The Cavaliers have taken a different approach. After signing LeBron in 2014, they shipped no. 1 pick Andrew Wiggins plus a lot more to the Timberwolves for Kevin Love. Maybe the move was necessary to persuade James to commit to Cleveland. If that was the case, then you make the trade every time. But in a vacuum, it was a mistake. The Cavs won a title with Love, but it’s not like he made a significant impact during the 2016–17 Finals, and had Cleveland kept Wiggins it would now be in better shape for the future with two young, rising studs in the 22-year-old and the 25-year-old Irving. Love remains an extremely talented scorer, and he’s worked hard to transform his physique. But he has been hampered by a left knee problem in recent years, he’ll be 29 come September, and he is merely an adequate defender — which exposed the area that the Cavs were most deficient in against the Warriors.
Love is nice. But in retrospect, the Cavs would’ve been better off keeping Wiggins and using the extra cap space on guys better than Deron Williams, who more closely resembles a Big3 League player than a rotation player on a Finals team. In that scenario, they might’ve been able to avoid dealing two first-round picks for a year and a half of Timofey Mozgov (who barely even played in the 2016 Finals) or swapping 2018 and 2019 firsts, respectively, for Channing Frye (who also didn’t appear much in either Finals) and Kyle Korver (who stunk in this year’s Finals). The Cavs won a title last June. The exhilaration long-suffering Cleveland fans felt that summer will never fade; any time that The Block or The Shot show up on a highlight reel, it’ll be impossible for them not to smile. But to win championships again and again, like the Warriors are trying to do, or like the Spurs have done, teams must build through the lens of sustainability.

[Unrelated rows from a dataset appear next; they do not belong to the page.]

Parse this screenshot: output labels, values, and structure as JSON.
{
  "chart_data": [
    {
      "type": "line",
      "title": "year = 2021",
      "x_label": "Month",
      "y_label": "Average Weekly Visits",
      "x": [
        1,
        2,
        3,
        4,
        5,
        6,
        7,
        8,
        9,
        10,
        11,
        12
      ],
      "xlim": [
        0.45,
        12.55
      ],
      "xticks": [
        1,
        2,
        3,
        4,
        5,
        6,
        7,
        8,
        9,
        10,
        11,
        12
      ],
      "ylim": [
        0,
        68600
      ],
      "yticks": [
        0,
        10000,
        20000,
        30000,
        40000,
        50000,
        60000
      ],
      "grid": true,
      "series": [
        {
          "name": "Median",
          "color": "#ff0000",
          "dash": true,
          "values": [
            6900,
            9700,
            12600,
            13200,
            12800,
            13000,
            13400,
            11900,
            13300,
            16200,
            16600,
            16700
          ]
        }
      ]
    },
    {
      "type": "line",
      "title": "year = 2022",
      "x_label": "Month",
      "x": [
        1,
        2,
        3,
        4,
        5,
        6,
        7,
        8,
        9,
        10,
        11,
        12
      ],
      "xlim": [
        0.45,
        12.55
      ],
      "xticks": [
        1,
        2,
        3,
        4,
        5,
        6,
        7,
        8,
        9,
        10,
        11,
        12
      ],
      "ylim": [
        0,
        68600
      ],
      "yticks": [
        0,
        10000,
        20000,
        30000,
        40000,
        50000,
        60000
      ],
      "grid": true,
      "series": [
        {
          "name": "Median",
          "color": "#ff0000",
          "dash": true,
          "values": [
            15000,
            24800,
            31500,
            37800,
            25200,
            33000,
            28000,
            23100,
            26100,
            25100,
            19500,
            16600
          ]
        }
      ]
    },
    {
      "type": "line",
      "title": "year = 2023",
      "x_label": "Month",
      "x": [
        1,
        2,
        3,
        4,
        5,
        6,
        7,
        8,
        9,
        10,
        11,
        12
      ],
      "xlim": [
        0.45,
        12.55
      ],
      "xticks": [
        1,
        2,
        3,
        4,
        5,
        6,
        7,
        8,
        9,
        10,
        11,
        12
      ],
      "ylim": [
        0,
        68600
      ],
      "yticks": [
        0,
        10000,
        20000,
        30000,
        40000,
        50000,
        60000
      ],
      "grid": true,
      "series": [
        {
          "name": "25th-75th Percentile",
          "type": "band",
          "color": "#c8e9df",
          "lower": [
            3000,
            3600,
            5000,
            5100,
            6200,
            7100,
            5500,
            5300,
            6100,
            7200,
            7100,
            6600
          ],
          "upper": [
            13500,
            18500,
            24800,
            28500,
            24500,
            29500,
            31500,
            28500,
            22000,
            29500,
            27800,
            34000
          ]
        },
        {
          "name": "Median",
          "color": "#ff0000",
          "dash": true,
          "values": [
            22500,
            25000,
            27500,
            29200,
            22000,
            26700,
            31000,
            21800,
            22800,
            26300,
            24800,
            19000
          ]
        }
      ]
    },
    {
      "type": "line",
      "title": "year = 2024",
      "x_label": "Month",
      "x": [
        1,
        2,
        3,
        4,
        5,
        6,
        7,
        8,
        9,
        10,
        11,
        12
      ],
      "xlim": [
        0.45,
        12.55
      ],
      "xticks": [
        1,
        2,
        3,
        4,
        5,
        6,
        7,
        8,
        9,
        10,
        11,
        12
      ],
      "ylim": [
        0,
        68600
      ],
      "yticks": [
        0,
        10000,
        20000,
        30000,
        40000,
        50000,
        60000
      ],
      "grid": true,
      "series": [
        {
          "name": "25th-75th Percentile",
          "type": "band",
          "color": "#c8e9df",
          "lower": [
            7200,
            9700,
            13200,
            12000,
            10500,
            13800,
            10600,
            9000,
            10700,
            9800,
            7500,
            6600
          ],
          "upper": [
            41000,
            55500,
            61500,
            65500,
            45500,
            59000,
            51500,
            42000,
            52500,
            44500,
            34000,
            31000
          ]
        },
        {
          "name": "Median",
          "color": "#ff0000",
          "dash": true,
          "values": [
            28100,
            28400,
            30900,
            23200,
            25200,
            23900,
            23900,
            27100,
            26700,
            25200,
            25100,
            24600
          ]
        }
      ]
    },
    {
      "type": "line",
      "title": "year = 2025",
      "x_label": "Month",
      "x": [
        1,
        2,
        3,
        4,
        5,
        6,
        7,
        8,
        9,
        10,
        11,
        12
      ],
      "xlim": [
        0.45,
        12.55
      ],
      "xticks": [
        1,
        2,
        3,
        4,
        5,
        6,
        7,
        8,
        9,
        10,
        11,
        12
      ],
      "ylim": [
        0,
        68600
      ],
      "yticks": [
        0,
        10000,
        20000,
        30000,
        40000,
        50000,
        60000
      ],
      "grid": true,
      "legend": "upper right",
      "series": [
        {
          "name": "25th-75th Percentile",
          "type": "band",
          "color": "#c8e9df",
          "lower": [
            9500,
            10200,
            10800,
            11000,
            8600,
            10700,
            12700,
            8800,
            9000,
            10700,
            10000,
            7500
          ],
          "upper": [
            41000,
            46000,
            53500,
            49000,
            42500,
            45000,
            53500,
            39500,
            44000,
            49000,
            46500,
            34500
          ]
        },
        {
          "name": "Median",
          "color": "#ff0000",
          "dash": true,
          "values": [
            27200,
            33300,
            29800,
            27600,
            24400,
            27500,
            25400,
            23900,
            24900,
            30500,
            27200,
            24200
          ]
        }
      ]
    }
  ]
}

If LeBron decides to "sit down and figure this thing out" with Cavaliers GM David Griffin, maybe they’ll come to the conclusion that instead of focusing on short-term gains and giving roster spots to old heads like Williams, they’re better off investing in younger and cheaper talent that could grow into something worthwhile. The Cavs have made only two notable forward-thinking decisions in recent years: They acquired draft-and-stash forward Cedi Osman in 2015 and bought a 2016 second-round pick for $2.4 million that was used to select point guard Kay Felder. They should start doing more things like that.
The problem is that we don’t know what LeBron will do once he has the option to hit free agency in 2018. I wrote last week that he will consider leaving, and some of Griffin’s comments suggest he’s aware of that possibility, too. If that’s the case, everything the Cavs have done to this point makes sense. "We’ve been given like a sacred trust in this guy," Griffin said in reference to LeBron at the MIT Sloan Sports Analytics Conference in March. "You don’t go from zero to 100 in our league in a way that makes sense. You have to do it in a way that you can capitalize on the window you have."
Whether or not the front office feels LeBron is committed to the Cavaliers, it can’t continue with this Band-Aid solution. It won’t work. Cleveland will run into a brick wall every postseason for the foreseeable future, unless it’s totally healthy and the Warriors aren’t. Everyone except LeBron and Kyrie should be movable, and Griffin would be wise to dangle Love for a trade package that includes a top pick and cost-effective contributors.
"I’m not the GM of the team. I’m not in the front office, but I know our front office is going to continue to try to put our ball club, put our franchise in a position where we can compete for a championship year in and year out," LeBron said after Game 5. "Teams and franchises are going to be trying to figure out ways that they can put personnel together, the right group of guys together to be able to hopefully compete against this team. They’re assembled as good as you can assemble."
It’s a good thing LeBron is taking notes. Now it’s time for the franchise to start practicing the lessons of sustainability that he’s hopefully learned.